At the same time, Harvard has acknowledged the stresses and isolation the pandemic imposes on students everywhere—at home or on campus. On July 23, accompanying the release of the report by the Task Force on Managing Student Mental Health, convened in early 2019, Provost Alan M. Garber said it had “thoroughly examined the challenges that our students were facing even before the COVID-19 pandemic upended their lives.” Today, he said, the needs that the task force identified (“for greater connection, for wider adoption of and help with self-care, for more accessible support in dealing with everyday struggles as well as mental health conditions, and for better coordination of mental health strategies across the University”) have been made “even more pressing by the uncertainty and isolation that everyone experiences now.” (For more information, see harvardmag.com/virus-mentalhealth-20.)

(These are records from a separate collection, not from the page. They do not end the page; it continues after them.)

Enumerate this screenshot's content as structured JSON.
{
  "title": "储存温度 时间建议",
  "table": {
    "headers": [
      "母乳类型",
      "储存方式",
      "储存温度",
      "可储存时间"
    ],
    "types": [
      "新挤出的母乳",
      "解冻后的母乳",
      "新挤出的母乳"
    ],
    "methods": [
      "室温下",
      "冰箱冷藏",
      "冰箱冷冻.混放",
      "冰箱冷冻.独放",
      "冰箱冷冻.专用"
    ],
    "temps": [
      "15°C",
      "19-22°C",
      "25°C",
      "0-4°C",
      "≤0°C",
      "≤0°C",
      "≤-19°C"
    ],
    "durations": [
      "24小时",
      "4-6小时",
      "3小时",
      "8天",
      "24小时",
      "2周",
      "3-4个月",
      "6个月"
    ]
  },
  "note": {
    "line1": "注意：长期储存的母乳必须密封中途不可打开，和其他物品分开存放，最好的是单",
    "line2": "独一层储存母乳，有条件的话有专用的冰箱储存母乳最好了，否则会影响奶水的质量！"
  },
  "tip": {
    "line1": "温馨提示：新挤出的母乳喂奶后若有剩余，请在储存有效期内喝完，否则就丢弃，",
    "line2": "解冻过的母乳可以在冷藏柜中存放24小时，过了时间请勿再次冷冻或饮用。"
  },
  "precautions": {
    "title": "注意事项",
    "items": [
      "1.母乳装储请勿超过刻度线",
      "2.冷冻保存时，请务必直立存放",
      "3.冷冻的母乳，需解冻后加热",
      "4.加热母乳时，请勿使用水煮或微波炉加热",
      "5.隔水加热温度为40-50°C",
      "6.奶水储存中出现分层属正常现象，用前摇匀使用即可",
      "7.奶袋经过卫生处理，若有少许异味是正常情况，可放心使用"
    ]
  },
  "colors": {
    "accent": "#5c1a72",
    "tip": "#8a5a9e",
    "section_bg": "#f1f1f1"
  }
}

Finding ways to house and feed students safely; deliver lively and interactive courses (including hands-on laboratory and art-making contents); scale up high-speed virus testing and contact tracing; attend to newly matriculated undergraduates’ physical and mental well-being amid unaccustomed constraints; anticipate and cope with rapidly changing regulatory and public-health requirements; and pay for and deliver all of the above—these and more now add to the responsibilities members of the community assume together when they try to assemble for this fall semester. It is a far cry from normalcy within the academy—and an echo of the larger chaos a tiny virus has wreaked across the globe.